Why does a one-layer hidden network get more robust to poor initialization with growing number of hidden neurons?

Question

In a nutshell: I want to understand why a one hidden layer neural network converges to a good minimum more reliably when a larger number of hidden neurons is used. Below a more detailed explanation of my experiment:

I am working on a simple 2D XOR-like classification example to understand the effects of neural network initialization better. Here's a visualisation of the data and the desired decision boundary:

Each blob consists of 5000 data points. The minimal complexity neural network to solve this problem is a one-hidden layer network with 2 hidden neurons. Since this architecture has the minimum number of parameters possible to solve this problem (with a NN) I would naively expect that this is also the easiest to optimise. However, this is not the case.

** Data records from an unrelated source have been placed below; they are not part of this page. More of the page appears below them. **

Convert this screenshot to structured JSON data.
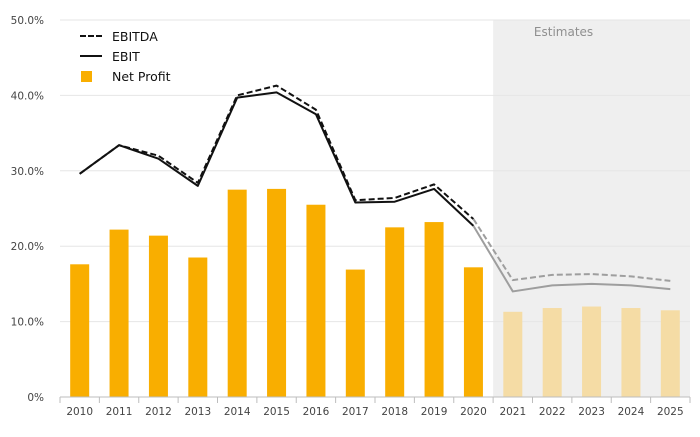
{
  "chart_data": {
    "type": "bar+line",
    "categories": [
      "2010",
      "2011",
      "2012",
      "2013",
      "2014",
      "2015",
      "2016",
      "2017",
      "2018",
      "2019",
      "2020",
      "2021",
      "2022",
      "2023",
      "2024",
      "2025"
    ],
    "series": [
      {
        "name": "EBITDA",
        "type": "line",
        "style": "dashed",
        "values": [
          29.6,
          33.4,
          32.0,
          28.4,
          40.0,
          41.3,
          38.1,
          26.1,
          26.4,
          28.2,
          23.6,
          15.5,
          16.2,
          16.3,
          16.0,
          15.4
        ]
      },
      {
        "name": "EBIT",
        "type": "line",
        "style": "solid",
        "values": [
          29.6,
          33.4,
          31.6,
          28.0,
          39.7,
          40.4,
          37.5,
          25.8,
          25.9,
          27.6,
          22.7,
          14.0,
          14.8,
          15.0,
          14.8,
          14.3
        ]
      },
      {
        "name": "Net Profit",
        "type": "bar",
        "values": [
          17.6,
          22.2,
          21.4,
          18.5,
          27.5,
          27.6,
          25.5,
          16.9,
          22.5,
          23.2,
          17.2,
          11.3,
          11.8,
          12.0,
          11.8,
          11.5
        ]
      }
    ],
    "estimates_from": "2021",
    "estimates_label": "Estimates",
    "ylim": [
      0,
      50
    ],
    "yticks": [
      "0%",
      "10.0%",
      "20.0%",
      "30.0%",
      "40.0%",
      "50.0%"
    ],
    "grid": true,
    "legend_position": "top-left",
    "colors": {
      "bar": "#f9ae00",
      "bar_estimate": "#f5dca5",
      "line": "#111111",
      "line_estimate": "#9e9e9e",
      "estimates_bg": "#efefef",
      "estimates_text": "#8f8f8f",
      "grid": "#e6e6e6",
      "axis_text": "#444444"
    }
  }
}
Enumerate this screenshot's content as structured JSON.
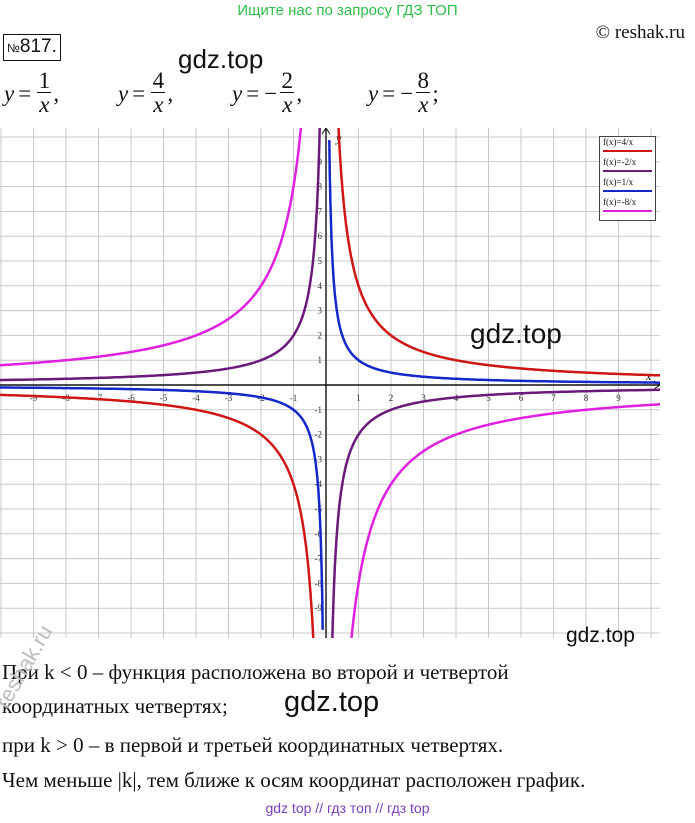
{
  "header": {
    "banner": "Ищите нас по запросу ГДЗ ТОП",
    "site": "© reshak.ru",
    "task_prefix": "№",
    "task_number": "817."
  },
  "watermarks": [
    "gdz.top",
    "gdz.top",
    "gdz.top",
    "gdz.top"
  ],
  "side_watermark": "reshak.ru",
  "formulas": [
    {
      "lhs": "y",
      "eq": "=",
      "sign": "",
      "num": "1",
      "den": "x",
      "tail": ","
    },
    {
      "lhs": "y",
      "eq": "=",
      "sign": "",
      "num": "4",
      "den": "x",
      "tail": ","
    },
    {
      "lhs": "y",
      "eq": "=",
      "sign": "−",
      "num": "2",
      "den": "x",
      "tail": ","
    },
    {
      "lhs": "y",
      "eq": "=",
      "sign": "−",
      "num": "8",
      "den": "x",
      "tail": ";"
    }
  ],
  "chart_data": {
    "type": "line",
    "xlabel": "x",
    "ylabel": "y",
    "xlim": [
      -10,
      10
    ],
    "ylim": [
      -10,
      10
    ],
    "grid": true,
    "x_ticks": [
      -9,
      -8,
      -7,
      -6,
      -5,
      -4,
      -3,
      -2,
      -1,
      1,
      2,
      3,
      4,
      5,
      6,
      7,
      8,
      9
    ],
    "y_ticks": [
      -9,
      -8,
      -7,
      -6,
      -5,
      -4,
      -3,
      -2,
      -1,
      1,
      2,
      3,
      4,
      5,
      6,
      7,
      8,
      9
    ],
    "legend_position": "top-right",
    "series": [
      {
        "name": "f(x)=4/x",
        "k": 4,
        "color": "#d01515"
      },
      {
        "name": "f(x)=-2/x",
        "k": -2,
        "color": "#6a1a7a"
      },
      {
        "name": "f(x)=1/x",
        "k": 1,
        "color": "#1428c8"
      },
      {
        "name": "f(x)=-8/x",
        "k": -8,
        "color": "#e020e0"
      }
    ]
  },
  "text": {
    "line1": "При k < 0 – функция расположена во второй и четвертой",
    "line2": "координатных четвертях;",
    "line3": "при k > 0 – в первой и третьей координатных четвертях.",
    "line4": "Чем меньше |k|, тем ближе к осям координат расположен график."
  },
  "footer": "gdz top  //  гдз топ  //  гдз top"
}
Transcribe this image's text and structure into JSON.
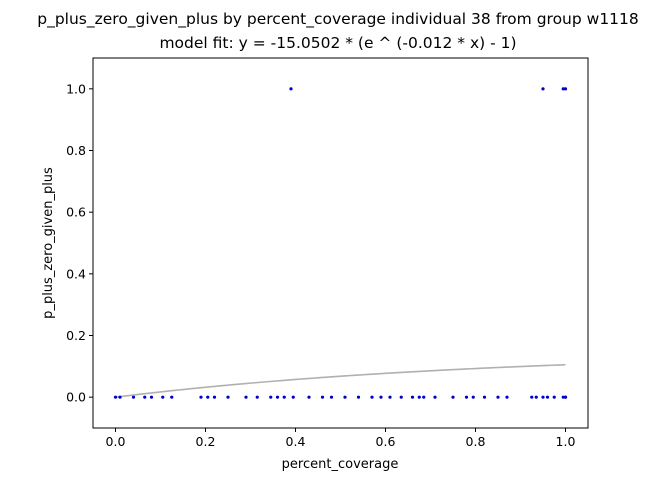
{
  "chart_data": {
    "type": "scatter",
    "title": "p_plus_zero_given_plus by percent_coverage individual 38 from group w1118",
    "subtitle": "model fit: y = -15.0502 * (e ^ (-0.012 * x) - 1)",
    "xlabel": "percent_coverage",
    "ylabel": "p_plus_zero_given_plus",
    "xlim": [
      -0.05,
      1.05
    ],
    "ylim": [
      -0.1,
      1.1
    ],
    "x_ticks": [
      "0.0",
      "0.2",
      "0.4",
      "0.6",
      "0.8",
      "1.0"
    ],
    "y_ticks": [
      "0.0",
      "0.2",
      "0.4",
      "0.6",
      "0.8",
      "1.0"
    ],
    "grid": false,
    "legend": "none",
    "colors": {
      "points": "#0000cc",
      "fit": "#b0b0b0"
    },
    "points": {
      "x": [
        0.0,
        0.01,
        0.04,
        0.065,
        0.08,
        0.105,
        0.125,
        0.19,
        0.205,
        0.22,
        0.25,
        0.29,
        0.315,
        0.345,
        0.36,
        0.375,
        0.395,
        0.43,
        0.46,
        0.48,
        0.51,
        0.54,
        0.57,
        0.59,
        0.61,
        0.635,
        0.66,
        0.675,
        0.685,
        0.71,
        0.75,
        0.78,
        0.795,
        0.82,
        0.85,
        0.87,
        0.925,
        0.935,
        0.95,
        0.96,
        0.975,
        0.995,
        1.0,
        1.0,
        0.39,
        0.95,
        0.995,
        1.0
      ],
      "y": [
        0,
        0,
        0,
        0,
        0,
        0,
        0,
        0,
        0,
        0,
        0,
        0,
        0,
        0,
        0,
        0,
        0,
        0,
        0,
        0,
        0,
        0,
        0,
        0,
        0,
        0,
        0,
        0,
        0,
        0,
        0,
        0,
        0,
        0,
        0,
        0,
        0,
        0,
        0,
        0,
        0,
        0,
        0,
        0,
        1,
        1,
        1,
        1
      ]
    },
    "fit": {
      "a": -15.0502,
      "b": -0.012,
      "x_range": [
        0.0,
        1.0
      ]
    }
  }
}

I found that with random initialization this architecture converges around half of the time, where convergence depends on the signs of the weights. Specifically, I observed the following behaviour:

w1 = [[1,-1],[-1,1]], w2 = [1,1] --> converges
w1 = [[1,1],[1,1]],   w2 = [1,-1] --> converges
w1 = [[1,1],[1,1]],   w2 = [1,1] --> finds only linear separation
w1 = [[1,-1],[-1,1]], w2 = [1,-1] --> finds only linear separation

This makes sense to me. In the latter two cases the optimisation gets stuck in suboptimal local minima. However, when increasing the number of hidden neurons to values greater than 2, the network develops a robustness to initialisation and starts to reliably converge for random values of w1 and w2. You can still find pathological examples, but with 4 hidden neurons the chance that one "path way" through the network will have non-pathological weights is larger. But happens to the rest of the network, is it just not used then?

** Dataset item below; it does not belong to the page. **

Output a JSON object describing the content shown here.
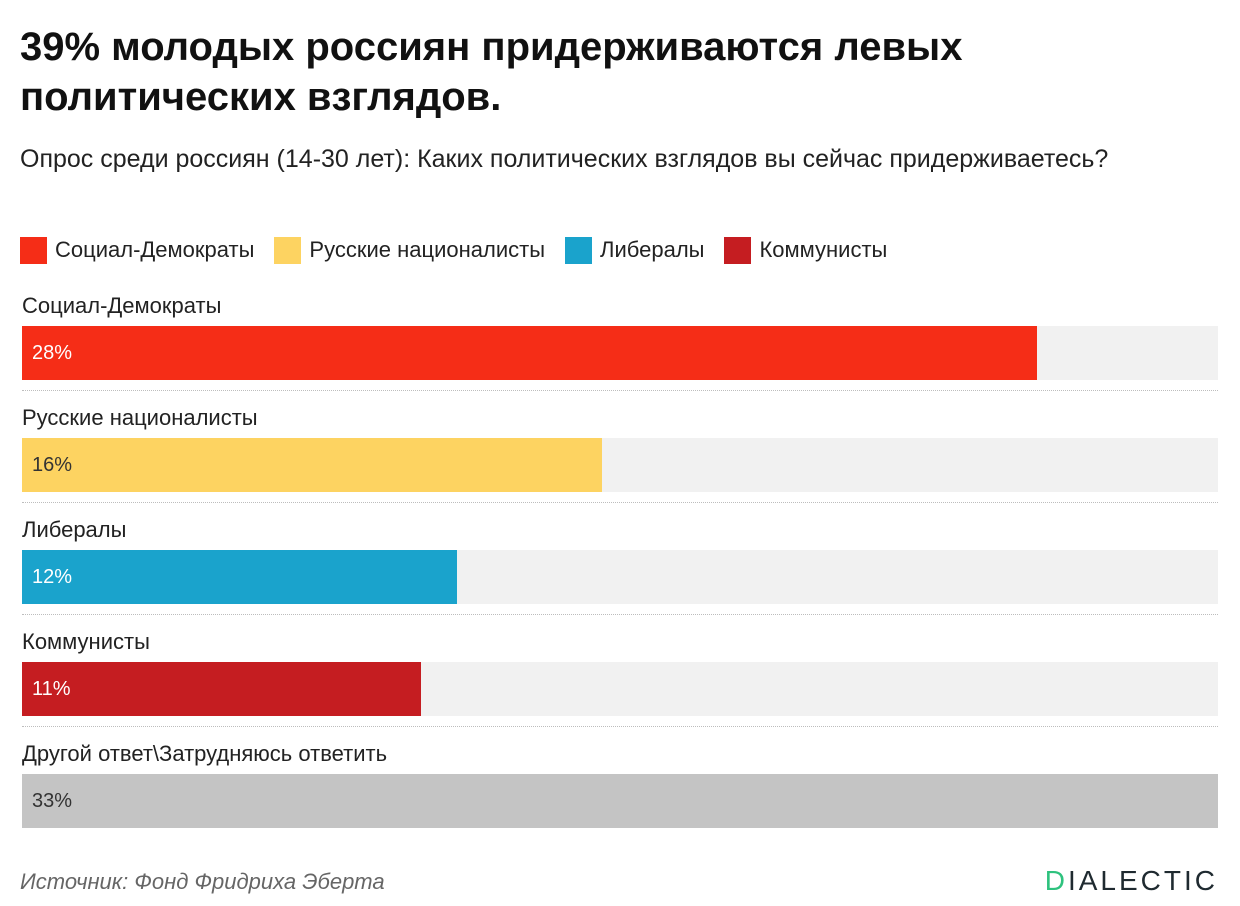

Does anybody understand better where this robustness comes from or perhaps can offer some literature discussing this issue?

Some more information: this occurs in all training settings/architecture configurations I have investigated. For instance, activations=Relu, final_activation=sigmoid, Optimizer=Adam, learning_rate=0.1, cost_function=cross_entropy, biases were used in both layers.

Answer 1

You grasped a bit of the answer.

In the latter two cases the optimisation gets stuck in suboptimal local minima.

When you have only 2 dimensions, a local minima exists. When you have more dimensions, this minima gets harder and harder to reach, as its likelihood decreases. Intuitively, you have a lot more dimensions through which you can improve than if you only had 2 dimensions.

The problem still exists, even with 1000 neurons you could find a specific set of weights which was a local minimum. However, it just becomes so much less likely.

Answer 2

I may have scratched the surface of a much larger problem when I asked this question. In the meantime I have read Lottery Hypothesis paper: https://arxiv.org/pdf/1803.03635.pdf

Basically, if you overparameterise your network you are more likely to find a random initialisation that performs well: A winning ticket. The paper above shows that you can actually prune away the unneeded parts of the network after training. However, you need to overparameterise the network initially in order to increase the chance of randomly sampling a winning ticket configuration.

I believe the case in my question above is a minimal example of this.